G8 di Genova, fu vera tortura? Certamente sì per la Corte europea dei diritti dell’uomo, che l’anno scorso ha qualificato così l’irruzione alla scuola Diaz pronunciandosi sul ricorso di uno dei pestati e arrestati di quella notte, il sessantenne Arnaldo Cestaro (oggi sul manifesto la sentenza completa). Certamente sì anche per i magistrati che condussero l’inchiesta sugli abusi, nella caserma di Bolzaneto, contro i manifestanti fermati in piazza. Solo che, notavano i pm Patrizia Petruzziello e Vittorio Ranieri Miniati, in Italia all’epoca il reato di tortura non esisteva e dunque non poteva essere contestato a nessuno dei poliziotti, carabinieri, agenti e medici penitenziari finiti sotto processo, concluso con 37 prescritti e sette condannati.
Sono passati quindici anni da quelle tragiche giornate del luglio 2001 e siamo allo stesso, identico punto. Una legge sulla tortura non c’è. Proprio a ridosso dell’anniversario del G8, il ministro Angelino Alfano, garantista a corrente alternata, ha affossato il testo in discussione al Senato. “Dovrà essere rivista dalla Camera”, ha affermato, “per evitare ogni possibile fraintendimento riguardo l’uso legittimo della forza da parte delle forze di polizia”. Forze di polizia che, attraverso i loro innumerevoli sindacati, hanno condizionato l’iter del provvedimento. Così il Pd cuor di leone ha accettato la proposta del centrodestra di rinviare l’esame in Aula per evitare di andare sotto (o di dover cercare una maggioranza alternativa).
Nella loro requisitoria, Petruzziello e Ranieri Miniati citarono innanzitutto l’articolo 3 della Convenzione europea dei diritti dell’uomo: “Nessuno può essere sottoposto a tortura né a pene o trattamenti inumani o degradanti”. E che cosa, in assenza di una norma del codice penale, può essere definito tortura? Lo dice il primo articolo della Convenzione Onu in materia, quella che l’Italia ha ratificato nel 1989 ma si ostina a non tradurre in legge: qualsiasi atto commesso da un pubblico ufficiale “mediante il quale sono intenzionalmente inflitti a una persona dolore o sofferenze fisiche o mentali, con l’intenzione di ottenere (…) una confessione o un’informazione, di punirla per un atto (…) commesso o che è sospettato di aver commesso”. I responsabili degli abusi di Bolzaneto non erano neppure interessati alle informazioni. Inneggiando a Hitler e a Pinochet, passarono direttamente alla punizione fai da te delle “zecche” e delle “troie comuniste” in stato di detenzione. I pm andarono anche a recuperare vecchie sentenze della Corte europea. Una del 1978, riferita alla guerra civile in Irlanda del Nord, ritenne “inumani e degradanti” maltrattamenti quali costringere a stare in piedi contro il muro, sottoporre a rumore, privare del sonno, privare di cibo e bevande, incappucciare. A Bolzaneto, sottolinearono i magistrati, mancò solo quest’ultimo.

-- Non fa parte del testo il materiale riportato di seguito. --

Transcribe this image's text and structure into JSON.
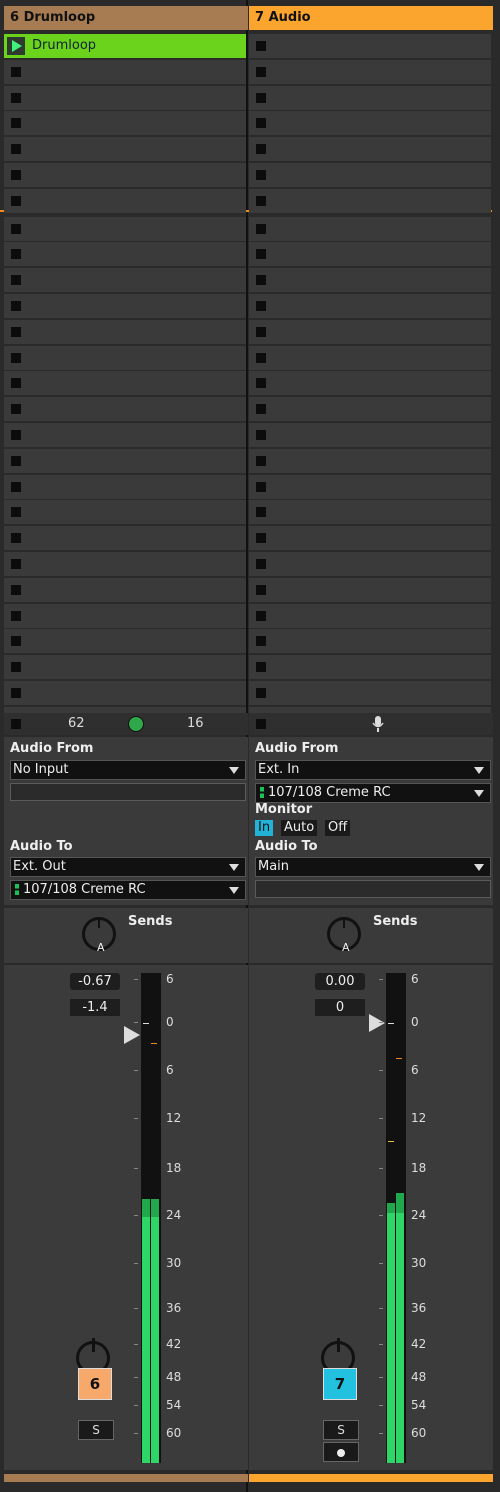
{
  "tracks": [
    {
      "name": "6 Drumloop",
      "header_color": "#a77c53",
      "clip": {
        "name": "Drumloop",
        "color": "#6bd31b"
      },
      "status": {
        "left_value": "62",
        "right_value": "16",
        "indicator": "green-circle-icon"
      },
      "audio_from": {
        "label": "Audio From",
        "value": "No Input"
      },
      "audio_to": {
        "label": "Audio To",
        "value": "Ext. Out",
        "output": "107/108 Creme RC"
      },
      "sends": {
        "label": "Sends",
        "knob": "A"
      },
      "volume": "-0.67",
      "peak": "-1.4",
      "track_number": "6",
      "number_color": "#f6a96a",
      "solo": "S",
      "meter_level_db": -24
    },
    {
      "name": "7 Audio",
      "header_color": "#fba52e",
      "status": {
        "indicator": "microphone-icon"
      },
      "audio_from": {
        "label": "Audio From",
        "value": "Ext. In",
        "input": "107/108 Creme RC"
      },
      "monitor": {
        "label": "Monitor",
        "options": [
          "In",
          "Auto",
          "Off"
        ],
        "selected": "In"
      },
      "audio_to": {
        "label": "Audio To",
        "value": "Main"
      },
      "sends": {
        "label": "Sends",
        "knob": "A"
      },
      "volume": "0.00",
      "peak": "0",
      "track_number": "7",
      "number_color": "#22c1df",
      "solo": "S",
      "meter_level_db": -24
    }
  ],
  "meter_scale": [
    "6",
    "0",
    "6",
    "12",
    "18",
    "24",
    "30",
    "36",
    "42",
    "48",
    "54",
    "60"
  ]
}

Tutto ciò, concludevano Petruzziello e Ranieri Miniati nella requisitoria, “è potuto avvenire, come in ogni caso di tortura, grazie alla parola chiave: impunità“. Identiche le conclusioni della Corte europea sul caso Diaz, con l’esortazione all’Italia perché stabilisca “un quadro giuridico adeguato, anche attraverso disposizioni penali efficaci”. Ora Alfano blocca di nuovo tutto. Tanto garantista sulla prescrizione per i corrotti quanto forcaiolo su botte e umiliazioni inflitte da personale in divisa.